US benchmark West Texas Intermediate (WTI) slipped 58 cents to $44.26 while Brent was down 45 cents at $54.22 in afternoon trade.
WTI lost $2.21 and Brent plunged $2.41 on Friday after the International Energy Agency (IEA) warned of US crude reserves reaching storage capacity with little sign of a slowdown in output despite a global glut.
“This week could be even more bearish for oil as there has been no shift in supply,” Michael McCarthy, chief market strategist at CMC Markets in Sydney, told Agence France-Presse.
Singapore-based Phillip Futures said “with fundamentals remaining unchanged, we hardly find a reason for crude oil to break higher or even lower.”

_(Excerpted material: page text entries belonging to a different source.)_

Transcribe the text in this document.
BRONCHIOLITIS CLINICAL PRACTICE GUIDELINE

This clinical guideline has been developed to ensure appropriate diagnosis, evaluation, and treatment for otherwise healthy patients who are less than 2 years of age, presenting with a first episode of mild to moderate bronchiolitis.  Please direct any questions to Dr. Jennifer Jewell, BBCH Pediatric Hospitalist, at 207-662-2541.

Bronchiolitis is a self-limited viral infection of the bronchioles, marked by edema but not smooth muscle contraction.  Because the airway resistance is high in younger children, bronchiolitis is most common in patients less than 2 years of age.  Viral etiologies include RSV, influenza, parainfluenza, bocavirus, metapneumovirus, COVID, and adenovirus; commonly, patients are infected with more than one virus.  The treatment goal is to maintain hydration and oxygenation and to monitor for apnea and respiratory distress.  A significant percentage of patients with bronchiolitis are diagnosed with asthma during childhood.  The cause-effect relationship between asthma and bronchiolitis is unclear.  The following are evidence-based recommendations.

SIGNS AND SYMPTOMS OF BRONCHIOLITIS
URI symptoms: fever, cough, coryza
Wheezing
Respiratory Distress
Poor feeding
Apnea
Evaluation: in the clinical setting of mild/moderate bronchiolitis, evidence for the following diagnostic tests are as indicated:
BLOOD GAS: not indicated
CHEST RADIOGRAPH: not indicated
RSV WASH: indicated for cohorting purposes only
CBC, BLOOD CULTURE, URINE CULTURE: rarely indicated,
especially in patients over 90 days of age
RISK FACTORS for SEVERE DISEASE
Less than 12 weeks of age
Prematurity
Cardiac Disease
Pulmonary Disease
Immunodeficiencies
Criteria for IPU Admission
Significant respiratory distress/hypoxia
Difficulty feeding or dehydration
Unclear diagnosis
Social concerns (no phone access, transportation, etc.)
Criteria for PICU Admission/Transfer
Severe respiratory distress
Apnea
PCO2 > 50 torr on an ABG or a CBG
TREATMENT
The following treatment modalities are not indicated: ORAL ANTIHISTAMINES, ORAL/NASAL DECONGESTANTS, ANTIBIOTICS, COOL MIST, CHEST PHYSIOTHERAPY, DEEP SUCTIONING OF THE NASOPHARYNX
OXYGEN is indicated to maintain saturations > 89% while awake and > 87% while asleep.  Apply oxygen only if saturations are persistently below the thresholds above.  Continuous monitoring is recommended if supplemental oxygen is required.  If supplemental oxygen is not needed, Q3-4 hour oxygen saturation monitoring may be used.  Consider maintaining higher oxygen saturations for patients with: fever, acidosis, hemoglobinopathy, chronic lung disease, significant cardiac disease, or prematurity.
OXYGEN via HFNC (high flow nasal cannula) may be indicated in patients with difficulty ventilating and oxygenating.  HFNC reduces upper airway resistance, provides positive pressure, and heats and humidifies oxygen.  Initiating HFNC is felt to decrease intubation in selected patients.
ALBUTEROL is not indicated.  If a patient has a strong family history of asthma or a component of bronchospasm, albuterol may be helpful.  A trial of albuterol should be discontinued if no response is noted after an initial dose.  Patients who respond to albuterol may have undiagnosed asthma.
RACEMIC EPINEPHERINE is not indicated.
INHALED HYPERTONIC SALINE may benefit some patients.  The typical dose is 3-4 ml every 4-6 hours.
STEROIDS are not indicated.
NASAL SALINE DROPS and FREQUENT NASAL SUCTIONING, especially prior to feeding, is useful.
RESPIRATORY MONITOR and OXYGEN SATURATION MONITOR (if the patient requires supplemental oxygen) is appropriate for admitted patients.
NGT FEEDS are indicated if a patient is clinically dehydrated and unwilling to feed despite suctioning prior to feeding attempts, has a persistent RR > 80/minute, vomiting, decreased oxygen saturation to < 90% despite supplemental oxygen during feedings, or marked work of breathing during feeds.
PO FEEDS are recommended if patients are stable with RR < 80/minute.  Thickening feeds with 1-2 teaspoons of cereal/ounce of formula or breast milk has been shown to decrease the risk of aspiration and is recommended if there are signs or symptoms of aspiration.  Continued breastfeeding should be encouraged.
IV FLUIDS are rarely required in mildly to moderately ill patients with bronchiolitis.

The US Department of Energy last week said stockpiles in the world’s top crude consumer climbed to a fresh record high of 448.9 million barrels last week.
Crude prices lost some 60 percent of their value to decline to about $40 between June and late January owing to an oversupply in world markets, a weak global economy and the strong dollar.
Prices have since rebounded following a slowdown in US oil-drilling activities, but analysts say volatility is likely to continue for some time.
“Behind the facade of stability, the rebalancing triggered by the price collapse has yet to run its course, and it might be overly optimistic to expect it to proceed smoothly,” the Paris-based IEA, which advises energy consuming nations, said in a monthly report released last week.
McCarthy said oil prices are also under pressure owing to gains in the US dollar against other major currencies ahead of a closely watched Federal Reserve policy meeting this week.
A stronger US dollar makes dollar-priced oil more expensive for buyers using weaker currencies, denting demand.